Operation Grapes of Wrath; Qana Massacre
Abass Awala
Interviewed for MAOHP - 07/03/2018
Reference Code: IE_MA_MAC_006_MAOHP_0032_D
Location(s): Tulin
Length: 5.43
In this clip Abass discusses Operation Grapes of Wrath in 1996 [in one case he gives the year as 1986 but he is referring to events that took place in 1996]. He recalls eleven hundred inhabitants running into the United Nations camp where he was working, to be sheltered by UNIFIL soldiers. Among these were nine or ten heavily pregnant women, eighteen people doing pilgrimages and many mothers breast feeding or bottle feeding children. The pilgrims were evacuated to Beirut where they could fly to Saudi Arabia and the women were evacuated to hospitals in Tyre. Food was difficult and resources were limited and everyone stayed in the camp for eighteen days. He refers to the sounds of banging and shelling and hearing news reports of people being killed.
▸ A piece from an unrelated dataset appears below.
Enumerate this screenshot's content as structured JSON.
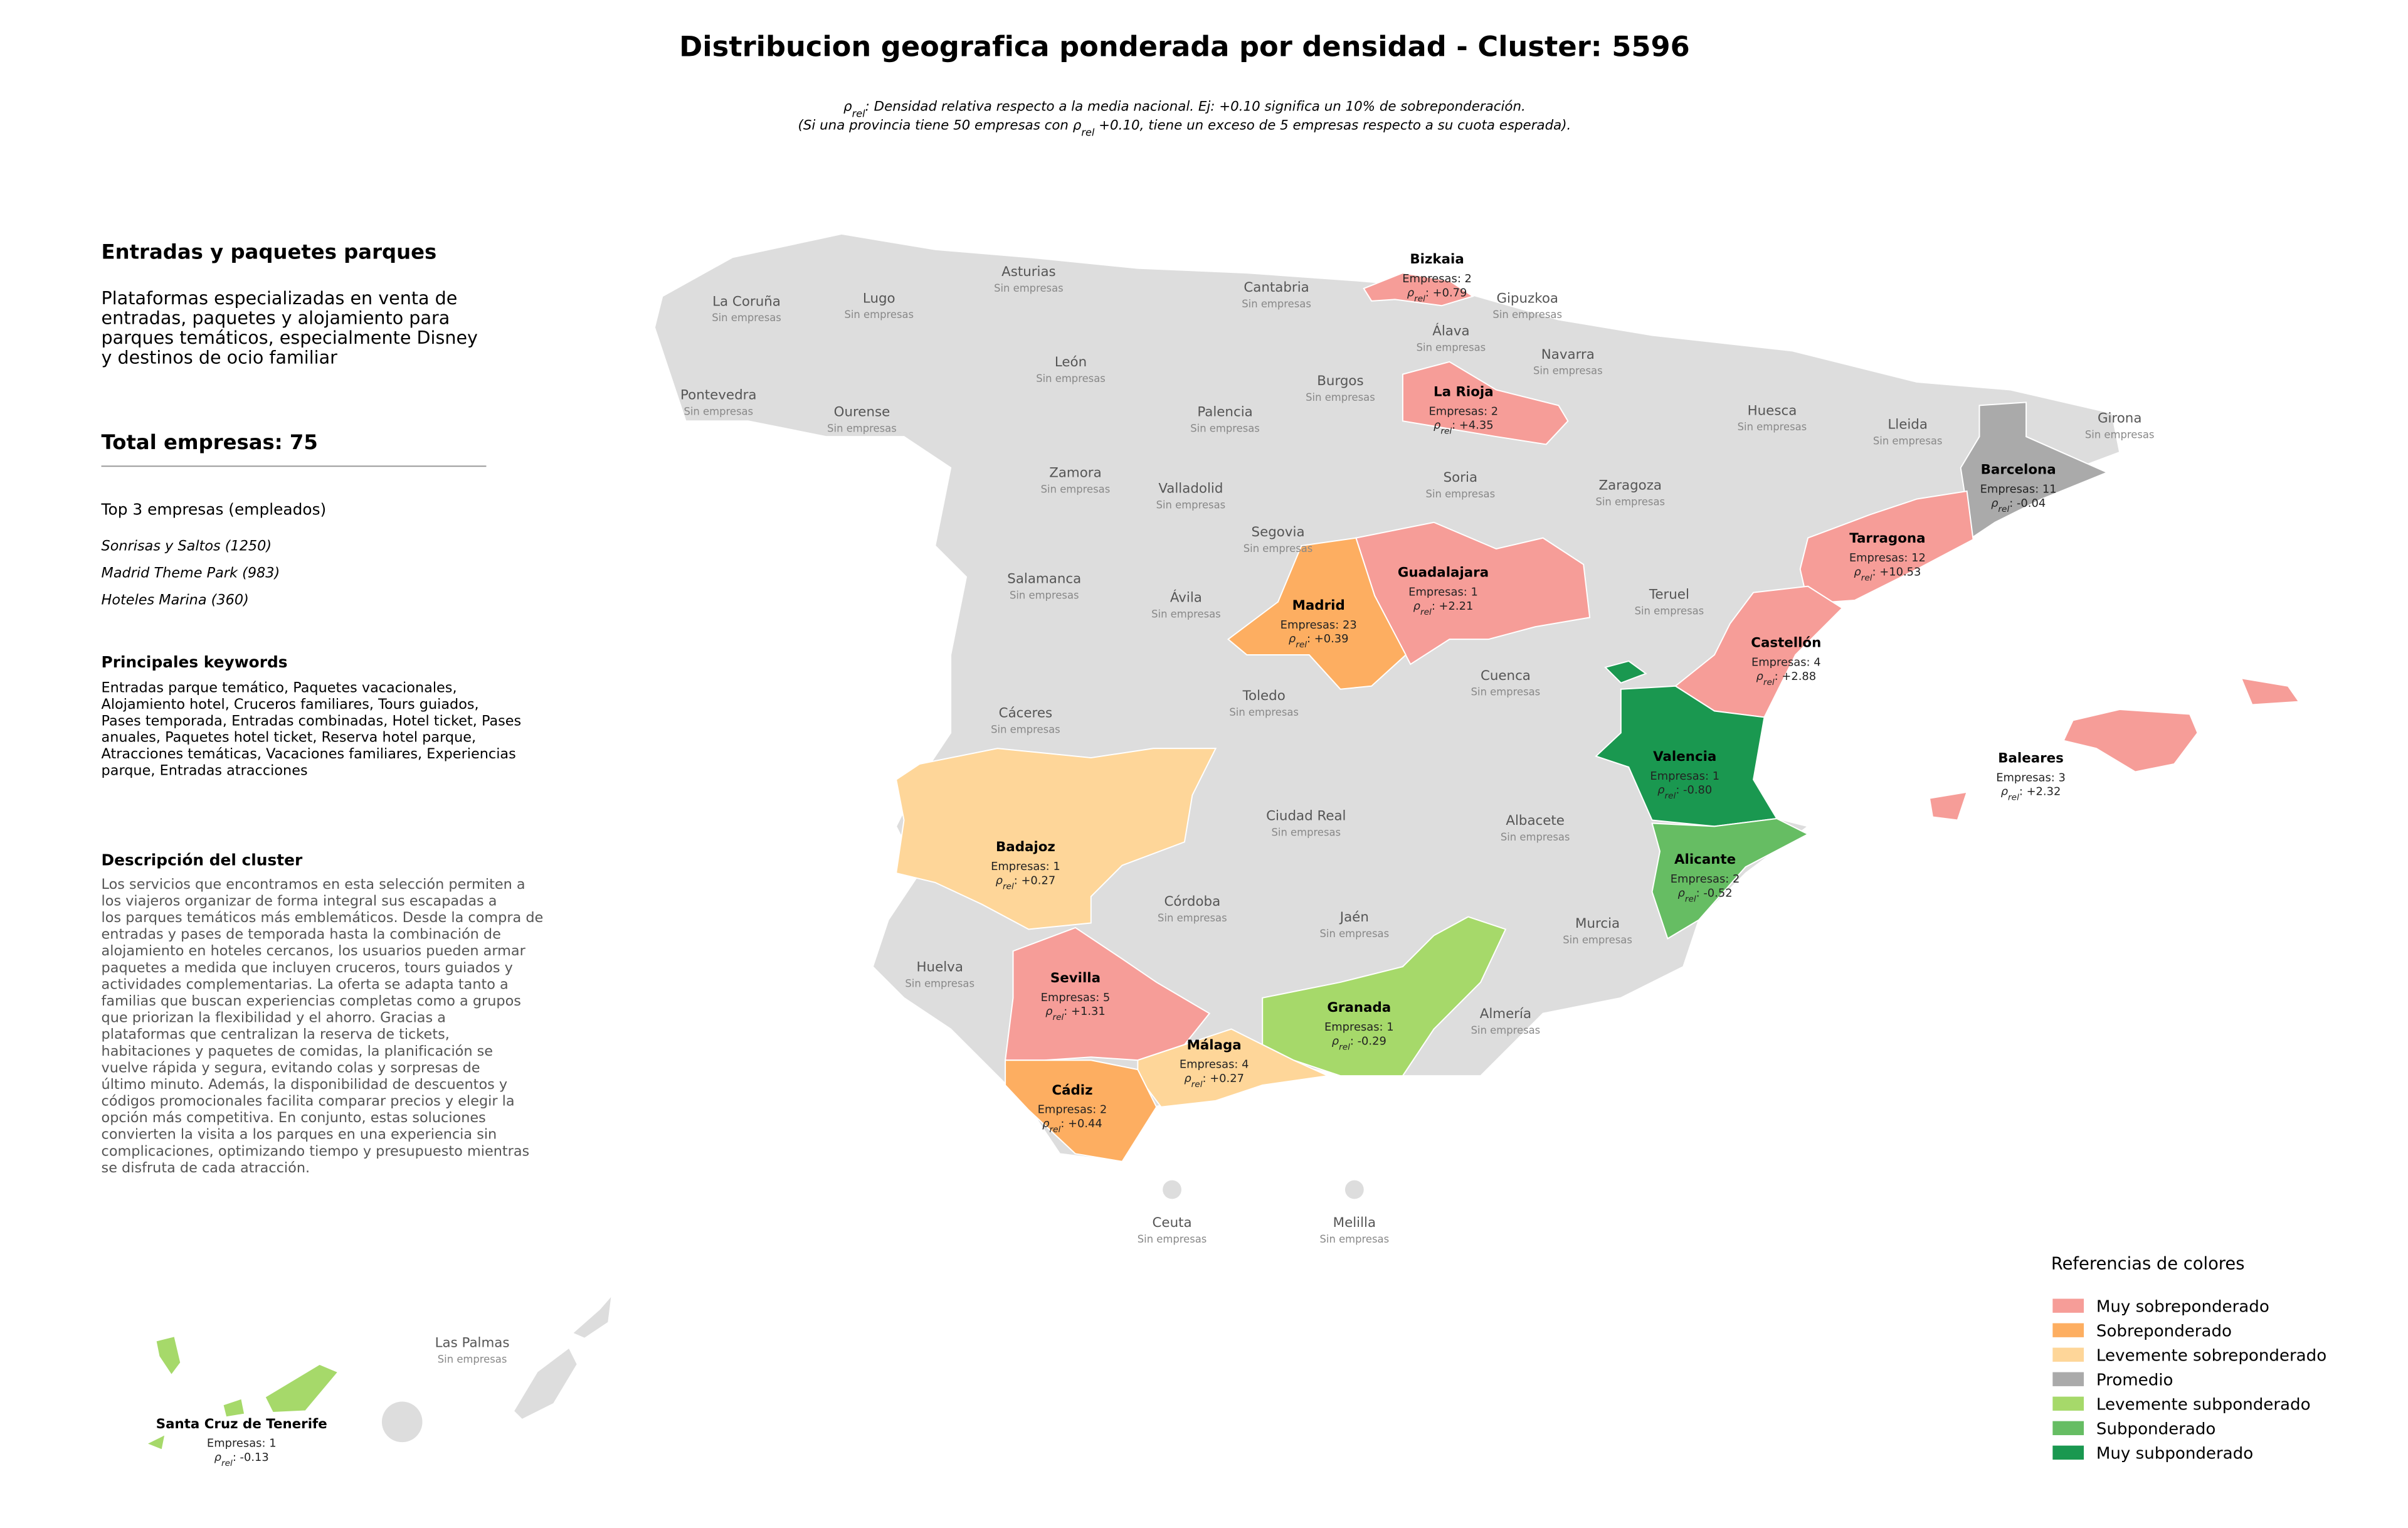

Abass recalls that he had a mobile phone at the time, one of only two mobile phones in the camp, and they were in use twenty-four hours a day. A massacre at a United Nations Post in Qana happened while they were in the camp and was reported on the news, he says people began to feel they were not any more secure in a UNIFIL camp. Archives Note: Operation Grapes of Wrath was a sixteen day campaign by the Israeli Defence Forces against Lebanon; the stated aim of the operation was to attempt to end rocket attacks on Northern Israel by Hezbollah. During the campaign more than eleven hundred air raids were carried out and South Lebanon was extensively shelled. The Qana massacre refers to an action in April 1996 during Operation Grapes of Wrath when a United Nations Fijian compound was bombed, killing more than a hundred Lebanese civilians sheltering in the camp.